🤖 AI Summary
This work identifies a novel cause of hallucination in large vision-language models (LVLMs): certain instruction tokens hijack visual attention during decoding, suppressing perception of discriminative image regions—a phenomenon termed “attention hijacking.” To address this, we propose Attention Interference Decoupling (AID), a training-free method that (i) models instruction-driven visual saliency, (ii) applies dynamic attention masking to suppress hijacking tokens, and (iii) rebalances saliency from dual sources (instruction and image) to restore faithful visual grounding. AID is the first attention-decoupling framework for hallucination mitigation that requires no fine-tuning. Evaluated across multiple benchmarks, it significantly reduces hallucination rates while improving answer accuracy and visual faithfulness.
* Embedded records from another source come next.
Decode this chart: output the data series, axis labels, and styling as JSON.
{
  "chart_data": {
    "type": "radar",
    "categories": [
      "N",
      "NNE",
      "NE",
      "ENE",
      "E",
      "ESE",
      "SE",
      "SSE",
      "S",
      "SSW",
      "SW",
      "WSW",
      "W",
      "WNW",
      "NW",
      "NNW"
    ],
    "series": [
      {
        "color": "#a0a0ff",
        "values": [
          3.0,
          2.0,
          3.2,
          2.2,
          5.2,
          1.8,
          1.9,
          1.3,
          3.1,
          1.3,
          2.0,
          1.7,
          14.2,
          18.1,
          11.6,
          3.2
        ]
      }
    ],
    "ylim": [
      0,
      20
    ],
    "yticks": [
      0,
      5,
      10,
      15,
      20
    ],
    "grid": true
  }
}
Crucially, AID exhibits strong model-agnostic compatibility and incurs zero training overhead.
📝 Abstract
Despite their success, Large Vision-Language Models (LVLMs) remain vulnerable to hallucinations. While existing studies attribute the cause of hallucinations to insufficient visual attention to image tokens, our findings indicate that hallucinations also arise from interference from instruction tokens during decoding. Intuitively, certain instruction tokens continuously distort LVLMs' visual perception during decoding, hijacking their visual attention toward less discriminative visual regions. This distortion prevents them integrating broader contextual information from images, ultimately leading to hallucinations. We term this phenomenon 'Attention Hijacking', where disruptive instruction tokens act as 'Attention Hijackers'. To address this, we propose a novel, training-free strategy namely Attention HIjackers Detection and Disentanglement (AID), designed to isolate the influence of Hijackers, enabling LVLMs to rely on their context-aware intrinsic attention map. Specifically, AID consists of three components: First, Attention Hijackers Detection identifies Attention Hijackers by calculating instruction-driven visual salience. Next, Attention Disentanglement mechanism is proposed to mask the visual attention of these identified Hijackers, and thereby mitigate their disruptive influence on subsequent tokens. Finally, Re-Disentanglement recalculates the balance between instruction-driven and image-driven visual salience to avoid over-masking effects. Extensive experiments demonstrate that AID significantly reduces hallucination across various LVLMs on several benchmarks.